Экземпляр этой фотокарточки мать отправила в Псков взамен новогодней открытки товарищу по ссылке Исуву: 13 января 1913 года эсдеки-эмигранты встречали русский Новый год. Веселое новогоднее поздравление написано ранним утром, на исходе «бала» — с вопросами, приветами, как пишет мама, «от всей нашей компании». Это был свой круг русских эсдеков с разным эмигрантским стажем. Общались взрослые, дружили дети, собирались по разным случаям и бывали друг у друга запросто. Помню две семьи.
Приходили к нам Рубинштейны. Нину, с которой мы дружили, чаще приводила мать, красивая полная брюнетка Тереза. Бывал у нас, но реже, сам Рубинштейн — маленький щупленький господин, похожий на обезьянку и прозванный Макакой. Приятельские отношения у моих родителей были с семьей Костюшко, соседями по дому. Игорек Костюшко приходил играть ко мне, я — к нему. Отец Игоря, высокий, светловолосый, был из рабочих. Жена его, Стенечка, как-то сказала маме: «Что это Тереза к вам повадилась? Гони ее вон!» Мама только плечами пожала — девочки подружились, что ей эта Тереза? Оказывается, Стеня Терезу, имевшую дурную славу, уже отвадила. Маму предусмотрительность простодушной соседки только позабавила.

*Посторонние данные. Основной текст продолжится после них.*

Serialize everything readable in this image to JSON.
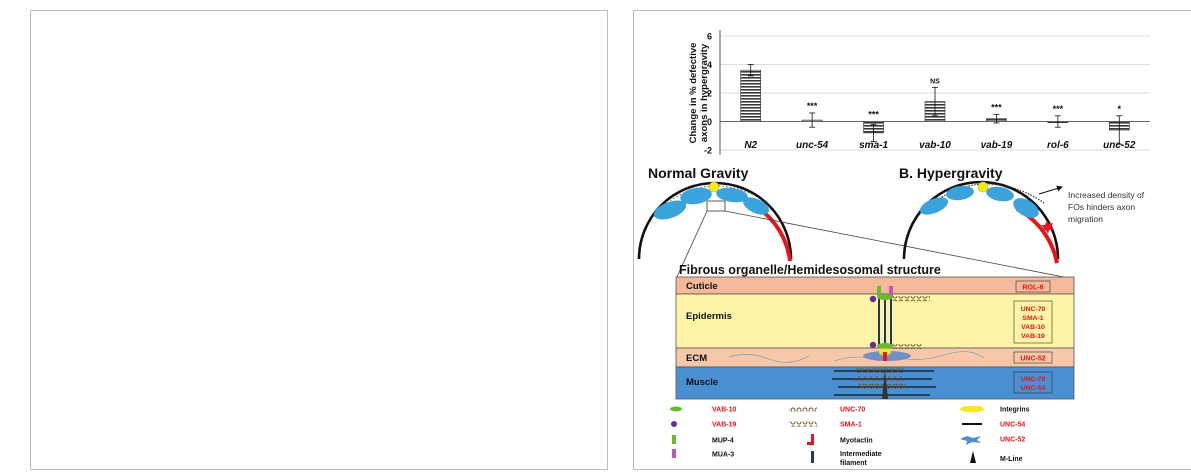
{
  "chart_data": {
    "type": "bar",
    "ylabel_line1": "Change in % defective",
    "ylabel_line2": "axons in hypergravity",
    "ylim": [
      -2,
      6
    ],
    "yticks": [
      "-2",
      "0",
      "2",
      "4",
      "6"
    ],
    "categories": [
      "N2",
      "unc-54",
      "sma-1",
      "vab-10",
      "vab-19",
      "rol-6",
      "unc-52"
    ],
    "values": [
      3.6,
      0.1,
      -0.8,
      1.4,
      0.2,
      0.0,
      -0.6
    ],
    "errors": [
      0.4,
      0.5,
      0.6,
      1.0,
      0.3,
      0.4,
      1.0
    ],
    "significance": [
      "",
      "***",
      "***",
      "NS",
      "***",
      "***",
      "*"
    ],
    "grid": true,
    "bar_pattern": "horizontal-lines"
  },
  "diagram": {
    "normal_title": "Normal Gravity",
    "hyper_title": "B.  Hypergravity",
    "hyper_note": [
      "Increased density of",
      "FOs hinders axon",
      "migration"
    ],
    "structure_title": "Fibrous organelle/Hemidesosomal structure",
    "layers": {
      "cuticle": {
        "label": "Cuticle",
        "proteins": [
          "ROL-6"
        ]
      },
      "epidermis": {
        "label": "Epidermis",
        "proteins": [
          "UNC-70",
          "SMA-1",
          "VAB-10",
          "VAB-19"
        ]
      },
      "ecm": {
        "label": "ECM",
        "proteins": [
          "UNC-52"
        ]
      },
      "muscle": {
        "label": "Muscle",
        "proteins": [
          "UNC-70",
          "UNC-54"
        ]
      }
    }
  },
  "legend": {
    "vab10": "VAB-10",
    "vab19": "VAB-19",
    "mup4": "MUP-4",
    "mua3": "MUA-3",
    "unc70": "UNC-70",
    "sma1": "SMA-1",
    "myotactin": "Myotactin",
    "intermediate_line1": "Intermediate",
    "intermediate_line2": "filament",
    "integrins": "Integrins",
    "unc54": "UNC-54",
    "unc52": "UNC-52",
    "mline": "M-Line"
  },
  "colors": {
    "red": "#e8141b",
    "cuticle": "#f3b998",
    "epidermis": "#fdf4a8",
    "ecm": "#f6c8a9",
    "muscle": "#4a8fd1",
    "blob": "#3ba3dc",
    "yellow": "#f6e81a",
    "green": "#66bb33",
    "purple": "#6b2c91"
  }
}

Летом эсдеки снимали дачи ради своих детей, а так как все были небогаты, то объединялись обычно по две семьи. Из дачной жизни 1913 года мне запомнился один эпизод: как-то вечером, уложив детей, взрослые пошли прогуляться. Я спала в комнате с открытым окном и неожиданно проснулась от ветра, который порывами обвевал лицо. По комнате носилось что-то темное, страшное, и когда оно оказывалось в просвете окна, были видны широкие зубчатые крылья. Чудовище металось, то опускаясь, задевая мои волосы, то взмывая и стукаясь о потолок. О существовании летучих мышей я тогда не знала, да если бы и знала, испугалась бы не меньше. Залетев в открытое окно, пленница почему-то не находила выхода. Испуганная, я подняла отчаянный крик, но никто не спешил меня спасать, и, выскочив из кровати, я бросилась вон из дома, в ночной рубашке, босиком, и выбежала за калитку. Мне казалось, что крылатое чудище несется за мной, и я бежала что есть силы. Не знаю, услышали родители мои крики или почему-то встревожились вдруг, но они повернули обратно. Когда отец подхватил меня, бегущую, на руки, я дрожала, всхлипывала и долго не могла говорить. Уложили, напоили сладкой водичкой, мама села рядышком и убаюкала, похлопывая меня рукой, знакомой песенкой: «Придет серенький волчок, схватит Тусю за бочок…» Волчок, «хватающий за бочок», совсем не был страшен по сравнению с летучей мышью. Да и ничто не бывает страшным, когда мама рядом.